The State Department has blown past the 75-day timeframe for which it was given to produce these documents under the FOIA request, according to the lawsuit. CASA is now "seeking declaratory and injunctive relief to compel compliance with the requirements of FOIA," which is to include the production of all listed documents detailing the administration’s "efforts to forestall Israel from invading Rafah."

These include: "All meeting requests, calendar entries, virtual meeting invitations, call logs ,and any chats in the relevant virtual platforms (e.g., Microsoft Teams, Zoom, Webex, etc.) pertaining to the development of an Israeli military offensive in Rafah, a Palestinian city in the southern Gaza Strip."

The group is additionally petitioning the State Department to include internal communications between senior officials, including George Noll, chief of the U.S. Office of Palestinian Affairs; Special Representative for Palestinian Affairs Hady Amr; Jill Hutchings, director of the Office of Israeli and Palestinian Affairs; and Adam Lenert, deputy director for the Office of Israeli and Palestinian Affairs.

Other administration officials named in the FOIA request and lawsuit include Lt. Gen. Michael Fenzel, the U.S. security coordinator for Israel and the Palestinian Authority, and Ariane Tabatabai, a Pentagon employee who was named last year as a one time member of a secret Iranian-government-directed influence group.

"The release of these documents," the lawsuit states, "is in the public interest because it will help the public understand the U.S. government’s foreign policy toward the Israel/Gaza war so that it can be engaged with its leaders and ensure their decisions are consistent with America’s best interests."

Most of the documents CASA is requesting revolve around U.S. efforts to thrust a ceasefire upon Israel before it finished dismantling Hamas’s strongholds in Gaza. President Joe Biden, as well as Blinken and other top officials, publicly opposed the Rafah assault and promised repercussions if Israel followed through with it.

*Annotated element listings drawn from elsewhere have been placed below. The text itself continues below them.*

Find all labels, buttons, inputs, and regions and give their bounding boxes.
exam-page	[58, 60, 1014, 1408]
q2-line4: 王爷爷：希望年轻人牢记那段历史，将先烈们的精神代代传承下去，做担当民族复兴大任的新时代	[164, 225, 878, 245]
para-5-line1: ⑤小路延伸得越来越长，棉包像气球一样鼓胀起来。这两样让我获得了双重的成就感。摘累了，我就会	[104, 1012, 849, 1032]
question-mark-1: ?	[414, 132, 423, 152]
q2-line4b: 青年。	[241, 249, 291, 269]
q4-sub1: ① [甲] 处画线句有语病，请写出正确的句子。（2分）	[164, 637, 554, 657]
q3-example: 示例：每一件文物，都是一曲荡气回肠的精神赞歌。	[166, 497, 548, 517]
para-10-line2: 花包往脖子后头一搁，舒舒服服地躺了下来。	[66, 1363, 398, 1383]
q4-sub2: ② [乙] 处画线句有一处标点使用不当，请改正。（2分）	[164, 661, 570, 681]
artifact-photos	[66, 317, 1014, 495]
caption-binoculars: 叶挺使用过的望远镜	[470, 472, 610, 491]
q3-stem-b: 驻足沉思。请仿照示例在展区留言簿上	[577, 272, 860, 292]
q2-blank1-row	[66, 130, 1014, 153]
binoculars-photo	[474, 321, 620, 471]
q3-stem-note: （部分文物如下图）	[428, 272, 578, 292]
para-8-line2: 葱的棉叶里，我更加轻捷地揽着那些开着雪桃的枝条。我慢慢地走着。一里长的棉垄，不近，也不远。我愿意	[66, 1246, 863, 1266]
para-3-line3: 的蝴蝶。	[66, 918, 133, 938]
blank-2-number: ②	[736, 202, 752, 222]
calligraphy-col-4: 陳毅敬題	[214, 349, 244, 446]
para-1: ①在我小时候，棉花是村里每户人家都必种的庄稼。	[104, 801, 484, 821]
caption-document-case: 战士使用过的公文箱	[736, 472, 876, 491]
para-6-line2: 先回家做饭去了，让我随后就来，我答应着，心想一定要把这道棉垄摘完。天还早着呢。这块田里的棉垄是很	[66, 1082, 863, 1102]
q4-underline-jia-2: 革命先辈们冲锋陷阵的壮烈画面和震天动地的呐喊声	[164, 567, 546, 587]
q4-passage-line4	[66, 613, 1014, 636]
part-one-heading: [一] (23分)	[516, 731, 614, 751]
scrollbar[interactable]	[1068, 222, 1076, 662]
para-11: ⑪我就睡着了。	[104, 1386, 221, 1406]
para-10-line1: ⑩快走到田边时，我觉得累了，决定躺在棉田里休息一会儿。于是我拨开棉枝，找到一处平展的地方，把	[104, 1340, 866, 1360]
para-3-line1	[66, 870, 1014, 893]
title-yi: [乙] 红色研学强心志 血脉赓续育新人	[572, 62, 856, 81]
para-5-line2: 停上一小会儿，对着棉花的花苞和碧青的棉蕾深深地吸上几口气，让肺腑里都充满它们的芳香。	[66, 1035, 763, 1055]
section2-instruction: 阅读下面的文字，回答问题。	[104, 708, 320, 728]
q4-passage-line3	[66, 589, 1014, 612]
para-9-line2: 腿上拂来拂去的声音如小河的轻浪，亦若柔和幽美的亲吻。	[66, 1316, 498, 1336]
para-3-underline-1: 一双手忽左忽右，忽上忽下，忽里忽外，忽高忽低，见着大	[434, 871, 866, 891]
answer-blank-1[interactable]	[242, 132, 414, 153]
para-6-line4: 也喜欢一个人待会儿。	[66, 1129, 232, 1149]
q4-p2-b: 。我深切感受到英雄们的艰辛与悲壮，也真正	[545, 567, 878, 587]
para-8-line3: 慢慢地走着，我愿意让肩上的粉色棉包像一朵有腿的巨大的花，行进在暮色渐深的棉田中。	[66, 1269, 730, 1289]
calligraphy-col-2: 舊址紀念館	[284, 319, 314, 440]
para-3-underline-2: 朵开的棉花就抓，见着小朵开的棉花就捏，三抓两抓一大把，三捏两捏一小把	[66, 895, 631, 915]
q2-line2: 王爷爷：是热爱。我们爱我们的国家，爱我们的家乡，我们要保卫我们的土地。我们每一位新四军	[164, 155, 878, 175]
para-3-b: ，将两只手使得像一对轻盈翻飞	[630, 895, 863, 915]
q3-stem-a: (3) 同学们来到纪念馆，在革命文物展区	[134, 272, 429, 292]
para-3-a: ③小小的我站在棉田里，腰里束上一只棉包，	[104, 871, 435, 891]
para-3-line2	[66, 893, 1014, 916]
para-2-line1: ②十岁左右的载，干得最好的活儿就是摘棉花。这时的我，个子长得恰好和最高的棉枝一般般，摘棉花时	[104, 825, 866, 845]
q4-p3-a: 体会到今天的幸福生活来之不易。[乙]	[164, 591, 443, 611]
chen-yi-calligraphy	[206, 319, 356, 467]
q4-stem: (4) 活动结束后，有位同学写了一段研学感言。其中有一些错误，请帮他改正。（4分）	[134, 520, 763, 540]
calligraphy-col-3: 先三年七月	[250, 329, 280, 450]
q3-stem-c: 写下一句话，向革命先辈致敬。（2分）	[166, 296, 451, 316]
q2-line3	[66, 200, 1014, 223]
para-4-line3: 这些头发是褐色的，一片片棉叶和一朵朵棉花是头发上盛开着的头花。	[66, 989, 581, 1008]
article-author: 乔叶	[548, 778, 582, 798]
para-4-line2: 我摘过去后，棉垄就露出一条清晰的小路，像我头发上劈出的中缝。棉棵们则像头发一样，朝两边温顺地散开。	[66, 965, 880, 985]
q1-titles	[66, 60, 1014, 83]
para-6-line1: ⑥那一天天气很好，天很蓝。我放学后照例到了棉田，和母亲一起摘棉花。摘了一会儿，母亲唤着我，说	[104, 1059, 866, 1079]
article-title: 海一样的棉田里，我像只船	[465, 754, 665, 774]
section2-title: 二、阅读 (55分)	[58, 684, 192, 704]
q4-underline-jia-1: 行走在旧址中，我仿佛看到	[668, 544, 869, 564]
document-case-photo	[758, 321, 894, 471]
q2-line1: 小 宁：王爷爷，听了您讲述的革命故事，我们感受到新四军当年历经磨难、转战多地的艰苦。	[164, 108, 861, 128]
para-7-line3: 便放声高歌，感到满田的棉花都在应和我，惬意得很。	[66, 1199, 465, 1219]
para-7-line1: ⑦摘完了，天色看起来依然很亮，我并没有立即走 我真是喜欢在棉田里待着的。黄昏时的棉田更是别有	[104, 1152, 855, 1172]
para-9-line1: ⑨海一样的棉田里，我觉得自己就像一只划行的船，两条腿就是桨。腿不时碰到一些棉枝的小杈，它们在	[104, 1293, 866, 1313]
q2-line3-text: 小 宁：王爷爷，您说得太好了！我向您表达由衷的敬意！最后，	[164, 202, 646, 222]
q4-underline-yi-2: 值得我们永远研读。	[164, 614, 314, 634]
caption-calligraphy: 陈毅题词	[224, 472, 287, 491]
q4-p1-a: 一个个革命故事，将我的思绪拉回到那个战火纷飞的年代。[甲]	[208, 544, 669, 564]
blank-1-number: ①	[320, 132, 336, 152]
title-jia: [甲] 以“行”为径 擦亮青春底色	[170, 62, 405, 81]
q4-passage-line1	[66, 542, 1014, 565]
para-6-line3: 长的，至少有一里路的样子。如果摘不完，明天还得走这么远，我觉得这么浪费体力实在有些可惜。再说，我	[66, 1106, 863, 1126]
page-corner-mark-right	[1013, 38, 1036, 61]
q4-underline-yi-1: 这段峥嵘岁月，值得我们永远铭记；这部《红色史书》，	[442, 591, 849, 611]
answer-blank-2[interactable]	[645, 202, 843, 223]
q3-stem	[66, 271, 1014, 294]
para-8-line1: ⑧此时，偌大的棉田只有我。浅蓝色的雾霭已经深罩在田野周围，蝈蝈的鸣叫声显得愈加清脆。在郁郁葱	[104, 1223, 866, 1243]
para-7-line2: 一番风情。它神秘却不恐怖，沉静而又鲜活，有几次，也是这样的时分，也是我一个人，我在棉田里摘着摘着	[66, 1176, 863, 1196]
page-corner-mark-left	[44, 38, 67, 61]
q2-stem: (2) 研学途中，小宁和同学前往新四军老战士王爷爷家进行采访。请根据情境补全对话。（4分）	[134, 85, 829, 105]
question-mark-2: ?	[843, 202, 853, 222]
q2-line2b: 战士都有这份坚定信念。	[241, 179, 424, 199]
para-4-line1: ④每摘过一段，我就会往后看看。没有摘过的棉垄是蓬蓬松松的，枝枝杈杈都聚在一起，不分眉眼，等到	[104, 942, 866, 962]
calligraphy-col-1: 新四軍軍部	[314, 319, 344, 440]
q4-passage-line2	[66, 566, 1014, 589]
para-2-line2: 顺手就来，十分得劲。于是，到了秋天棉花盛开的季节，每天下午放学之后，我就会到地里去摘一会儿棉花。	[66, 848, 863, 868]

In addition to communications between U.S. officials, the watchdog group is also seeking emails and other records on discussions that may have taken place with American media outlets, including the New York Times, Politico, the Washington Post, NBC News, CNN, and others. Many of those publications ran with reports that the United States was pressuring Israel to abandon its Rafah operation and cited administration officials.

CASA is also requesting communications the administration may have had with think tanks based in Washington, D.C., including the Atlantic Council, Council on Foreign Relations, the RAND Corporation, and Center for Strategic and International Studies.

The State Department acknowledged receiving CASA’s FOIA request on April 23, but since that time the organization "has received no further communications from [State] regarding its request."

James Fitzpatrick, CASA’s director, said the lawsuit is necessary to force the Biden administration into complying with documents requests involving a hot-button diplomatic issue that is still serving as a source of tension between the United States and Israel.

"After the brutal Oct. 7 attack and continued holding of Israeli and American hostages, the American people want Israel to finish Hamas," Fitzpatrick said. "The Israelis deserve the support of the American government in these efforts, and this FOIA seeks to obtain communications between State Department leadership regarding the decision on whether to support the Israelis in the mission to take Rafah and begin to finish Hamas."

"The Biden administration," he added, "has wavered in their support for this offensive and these communications will help to shed light on if true support exists for the mission or not."